I think that when you give someone something for free they do not realize
the value of it, and that's just my opinion, and I think that there
should be some cost associated with it. Free college is a great idea. I
am fully supportive of free college. The catch is: who's going
to pay the bill? In other countries taxpayers foot most
of the bill. So instead of paying student loans later in life, you're
paying higher taxes. Roughly two dozen countries across the world provide free
or almost free college to its citizens. The solution probably won't be that
simple in the U.S. But with student debt rising and the need for
a college degree becoming more and more important, the future of American
education depends on figuring this out.
Am I the only one who feels like this didnβt actually explain why college is so expensive in America? It touched on it...
College experiences double the average inflation rate because student loans are not bankrupt-able in the US. If universities are guaranteed to be paid by the government if the student defaults, what incentive do universities have to lower tuition costs?
One of the big misses here is the ever-expanding administration complex in public universities.
It's a trend that's occurring pretty much nationally, but here in California, we are among the worst. We're actually spending more money than we ever have on higher ed in this state. Tuition, however, has continued to skyrocket.
Why? In the last three decades, the number of tenured faculty working in the CSU system has only increased about 30 percent. Over that same span, the number of administrators has ballooned by over 300 percent. And those are all people with six (and sometimes seven) figure salaries.

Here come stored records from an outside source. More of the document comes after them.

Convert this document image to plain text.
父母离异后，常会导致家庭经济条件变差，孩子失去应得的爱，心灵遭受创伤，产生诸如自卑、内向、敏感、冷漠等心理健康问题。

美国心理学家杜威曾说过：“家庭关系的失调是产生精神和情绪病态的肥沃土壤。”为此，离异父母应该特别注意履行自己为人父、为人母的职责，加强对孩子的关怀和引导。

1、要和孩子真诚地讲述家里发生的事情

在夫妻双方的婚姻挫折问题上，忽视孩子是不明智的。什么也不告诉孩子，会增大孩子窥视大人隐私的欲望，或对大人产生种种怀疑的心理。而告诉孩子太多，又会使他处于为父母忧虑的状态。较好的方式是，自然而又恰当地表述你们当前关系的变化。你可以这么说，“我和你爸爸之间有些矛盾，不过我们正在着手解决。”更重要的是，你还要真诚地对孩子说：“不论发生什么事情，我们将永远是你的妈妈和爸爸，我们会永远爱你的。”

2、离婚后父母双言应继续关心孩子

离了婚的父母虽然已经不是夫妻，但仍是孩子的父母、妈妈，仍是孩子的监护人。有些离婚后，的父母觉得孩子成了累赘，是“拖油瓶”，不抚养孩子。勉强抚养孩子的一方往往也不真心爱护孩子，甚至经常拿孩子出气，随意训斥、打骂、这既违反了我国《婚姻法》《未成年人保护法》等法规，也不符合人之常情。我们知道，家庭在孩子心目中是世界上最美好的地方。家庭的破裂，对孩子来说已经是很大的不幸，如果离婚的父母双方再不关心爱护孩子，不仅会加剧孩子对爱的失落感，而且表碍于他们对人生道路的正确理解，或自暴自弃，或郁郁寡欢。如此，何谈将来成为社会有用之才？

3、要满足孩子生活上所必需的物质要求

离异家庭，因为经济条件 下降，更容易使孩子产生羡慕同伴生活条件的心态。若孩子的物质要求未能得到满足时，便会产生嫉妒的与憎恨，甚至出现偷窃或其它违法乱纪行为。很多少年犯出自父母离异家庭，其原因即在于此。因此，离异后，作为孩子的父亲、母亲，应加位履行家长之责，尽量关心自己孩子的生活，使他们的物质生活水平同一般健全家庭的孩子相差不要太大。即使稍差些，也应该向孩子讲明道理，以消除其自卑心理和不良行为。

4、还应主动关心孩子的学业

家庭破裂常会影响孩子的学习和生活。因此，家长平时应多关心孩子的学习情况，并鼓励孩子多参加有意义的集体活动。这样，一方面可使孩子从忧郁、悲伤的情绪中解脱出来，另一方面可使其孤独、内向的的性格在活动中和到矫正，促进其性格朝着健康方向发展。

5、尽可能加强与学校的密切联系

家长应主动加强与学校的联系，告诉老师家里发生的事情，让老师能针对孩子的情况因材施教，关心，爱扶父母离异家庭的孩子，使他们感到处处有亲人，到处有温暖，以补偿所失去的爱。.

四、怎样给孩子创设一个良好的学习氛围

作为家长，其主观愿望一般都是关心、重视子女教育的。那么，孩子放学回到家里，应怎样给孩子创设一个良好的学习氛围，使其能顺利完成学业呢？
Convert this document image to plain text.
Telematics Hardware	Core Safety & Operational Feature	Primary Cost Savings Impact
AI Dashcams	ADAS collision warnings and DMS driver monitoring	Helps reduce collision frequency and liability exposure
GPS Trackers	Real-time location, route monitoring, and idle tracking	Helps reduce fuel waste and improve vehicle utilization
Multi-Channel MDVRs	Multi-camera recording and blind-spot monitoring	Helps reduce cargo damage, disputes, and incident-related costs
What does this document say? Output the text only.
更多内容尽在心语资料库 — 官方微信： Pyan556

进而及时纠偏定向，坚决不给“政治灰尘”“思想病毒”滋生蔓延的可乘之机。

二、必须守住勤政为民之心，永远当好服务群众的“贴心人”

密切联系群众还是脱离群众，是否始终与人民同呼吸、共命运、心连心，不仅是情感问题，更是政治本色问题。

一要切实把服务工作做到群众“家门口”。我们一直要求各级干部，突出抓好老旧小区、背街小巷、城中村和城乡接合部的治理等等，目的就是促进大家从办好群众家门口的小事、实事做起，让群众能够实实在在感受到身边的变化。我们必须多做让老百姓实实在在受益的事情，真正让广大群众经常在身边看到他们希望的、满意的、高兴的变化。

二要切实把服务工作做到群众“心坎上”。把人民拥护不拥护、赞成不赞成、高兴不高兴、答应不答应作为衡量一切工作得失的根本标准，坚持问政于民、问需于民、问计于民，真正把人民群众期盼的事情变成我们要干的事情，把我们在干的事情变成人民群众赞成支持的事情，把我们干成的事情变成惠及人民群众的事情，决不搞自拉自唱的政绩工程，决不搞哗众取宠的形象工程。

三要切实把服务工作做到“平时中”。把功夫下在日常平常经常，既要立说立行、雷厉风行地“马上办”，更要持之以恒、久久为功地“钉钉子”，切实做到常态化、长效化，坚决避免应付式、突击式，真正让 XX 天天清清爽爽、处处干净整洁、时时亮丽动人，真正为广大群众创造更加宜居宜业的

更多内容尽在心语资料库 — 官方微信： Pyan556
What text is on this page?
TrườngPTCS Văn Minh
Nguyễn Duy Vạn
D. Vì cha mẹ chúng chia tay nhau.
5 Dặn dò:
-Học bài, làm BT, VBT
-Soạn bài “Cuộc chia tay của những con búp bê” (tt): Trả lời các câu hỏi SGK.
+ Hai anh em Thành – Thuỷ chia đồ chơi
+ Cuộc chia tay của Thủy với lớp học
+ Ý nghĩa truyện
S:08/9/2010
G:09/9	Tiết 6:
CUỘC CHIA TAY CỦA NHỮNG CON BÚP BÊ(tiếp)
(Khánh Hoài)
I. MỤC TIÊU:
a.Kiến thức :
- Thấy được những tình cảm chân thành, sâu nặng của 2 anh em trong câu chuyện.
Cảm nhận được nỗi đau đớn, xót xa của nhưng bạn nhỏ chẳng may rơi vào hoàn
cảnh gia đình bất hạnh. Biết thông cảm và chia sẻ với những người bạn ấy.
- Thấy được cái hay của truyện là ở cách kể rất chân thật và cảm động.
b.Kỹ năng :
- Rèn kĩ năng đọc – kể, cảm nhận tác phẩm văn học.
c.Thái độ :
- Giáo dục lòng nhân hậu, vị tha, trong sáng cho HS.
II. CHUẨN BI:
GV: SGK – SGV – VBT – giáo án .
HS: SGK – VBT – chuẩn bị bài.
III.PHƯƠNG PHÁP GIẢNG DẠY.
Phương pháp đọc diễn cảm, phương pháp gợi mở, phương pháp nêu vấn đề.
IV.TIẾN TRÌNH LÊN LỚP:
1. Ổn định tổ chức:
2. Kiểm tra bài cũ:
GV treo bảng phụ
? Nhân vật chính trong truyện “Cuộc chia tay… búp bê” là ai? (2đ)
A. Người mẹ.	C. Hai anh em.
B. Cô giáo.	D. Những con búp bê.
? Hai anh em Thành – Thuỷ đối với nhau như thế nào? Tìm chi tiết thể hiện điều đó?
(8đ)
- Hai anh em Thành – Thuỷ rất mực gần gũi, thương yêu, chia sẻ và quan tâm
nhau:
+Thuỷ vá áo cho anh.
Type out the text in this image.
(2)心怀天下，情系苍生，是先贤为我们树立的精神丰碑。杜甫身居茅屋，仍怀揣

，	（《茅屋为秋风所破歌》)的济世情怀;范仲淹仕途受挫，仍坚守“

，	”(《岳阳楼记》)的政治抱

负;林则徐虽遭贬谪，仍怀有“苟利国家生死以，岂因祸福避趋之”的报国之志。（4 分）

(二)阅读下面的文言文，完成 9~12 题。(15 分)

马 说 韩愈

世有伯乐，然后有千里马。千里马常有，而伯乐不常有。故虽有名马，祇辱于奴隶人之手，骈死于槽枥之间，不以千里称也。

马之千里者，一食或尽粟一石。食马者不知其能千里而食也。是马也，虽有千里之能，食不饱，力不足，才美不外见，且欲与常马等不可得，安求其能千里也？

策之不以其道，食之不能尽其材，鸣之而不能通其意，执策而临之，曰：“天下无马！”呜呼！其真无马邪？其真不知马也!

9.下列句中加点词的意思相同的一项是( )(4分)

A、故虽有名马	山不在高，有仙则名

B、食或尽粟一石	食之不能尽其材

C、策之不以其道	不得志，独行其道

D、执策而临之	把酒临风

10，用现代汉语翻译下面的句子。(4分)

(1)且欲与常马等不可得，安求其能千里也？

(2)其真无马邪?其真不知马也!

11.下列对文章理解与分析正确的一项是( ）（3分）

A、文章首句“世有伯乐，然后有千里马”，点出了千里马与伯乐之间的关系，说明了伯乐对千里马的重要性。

Worse still, most of those administrators haven't set foot in classrooms since they were students. They're careerists with post-grad degrees in something called "educational leadership," so they go straight into administration without really understanding what it means to teach.
Anyway, we're never going to solve the problem unless people are willing to cut waste at the middle management level.
What suprises me is how uniformly expensive college is. Why arent some run by forward thinking admins who keep expenses down and keep tuition down
As a college student. I am jealous that some of my friends can go back to their own countries and have a free or more affordable college education.
As a parent with two kids in college (one in community college and the other a state university) it's not even a question about why college is expensive, it's a question of how we rein it in.
Let me start by going on a rant about state universities. They are resorts that happen to teach classes. Everything from world class gyms (better than your local gym), to movie theaters, to all you can eat sushi. It's frankly disgusting how bloated universities have become. This is all done to entice every student to sign up. It's advertising to kids that is hard to resist. Why? Because every kid is a large amount of free money.
The government backs student loans regardless of the value of the education. The universities have no care in the world how marketable the skills and degrees are, only that they sell you on joining so that they can get their free money from the government. Any economist in the world will tell you the easiest way to inflation is to dump free money into the economy. This is exactly what the government does by backing student loans for useless degrees. Massive amounts of free money into a captive economy.
So we are in this vicious cycle of the universities spending more to entice as many students as possible, increasing the cost of the education. The students don't know any better (nor do they care) because they get to play with puppies! Yes, my daughters university spends money to bring in puppies to help student cope with exams... WTF!!! Then the government needs to give bigger loans to students to cover the cost, which means universities need to spend more to entice more students... vicious cycle.
Student loans should be based on the marketable skills received, not just free money for any learning. Getting any degree at any cost is the biggest waste of resources and it gives kids a false sense of a future when all it's doing is ensuring they start adulthood in a mountain of debt.
/rant
Because they have become country clubs.